Even more hilariously preposterous is a sequence where Rex and Tilly meet the bartender Julie (Emma Hamilton), a British girl who vaguely answers any questions about how she wound up in Australia. Later that night at the bar, Rex falls severely ill. While Julie tries to save him, her boss tells her to call an ambulance and get back to work. It’s at this moment that Julie reveals she’s actually a former nurse, an oh-so-convenient coincidence that winds up making her tag along for the ride as Rex’s caretaker. Other moments like this happen throughout: when Rex calls a radio show to talk about his illness earlier on in Broken Hill, the camera cuts to all of Rex’s friends across town who all happen to be listening in at the same time. These scenes serve as little reminders that, no matter pleasant the film may be, there’s a limit to the amount of BS one can pile on an audience.

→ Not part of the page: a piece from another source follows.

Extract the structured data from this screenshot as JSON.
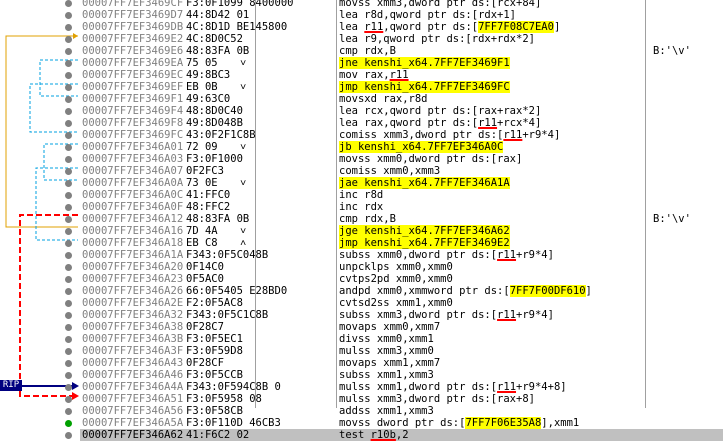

The last act, where Rex arrives and Weaver’s character takes on a more prominent role, is a bit of a fumble, especially when the story turns to highlighting how Rex has changed those around him for the better. But a touching scene between Rex and Polly and a surprisingly low-key ending things on a note that’s more bittersweet than melancholy help turn things around a bit. There’s no denying that audiences will enjoy Sims’ film, laughing and crying at the exact moments it wants them to (there were plenty of tears and sniffling at my screening), but Sims having his heart in the right place can’t entirely mask the mawkish and cheesy nature of the story. Last Cab to Darwin, therefore, operates as a guide on how to do schmaltz right and wrong. It’s a ratio that tips over a little more on the wrong side, but the terrific performances and touching relationship at the centre of it all make this film a lot easier to swallow.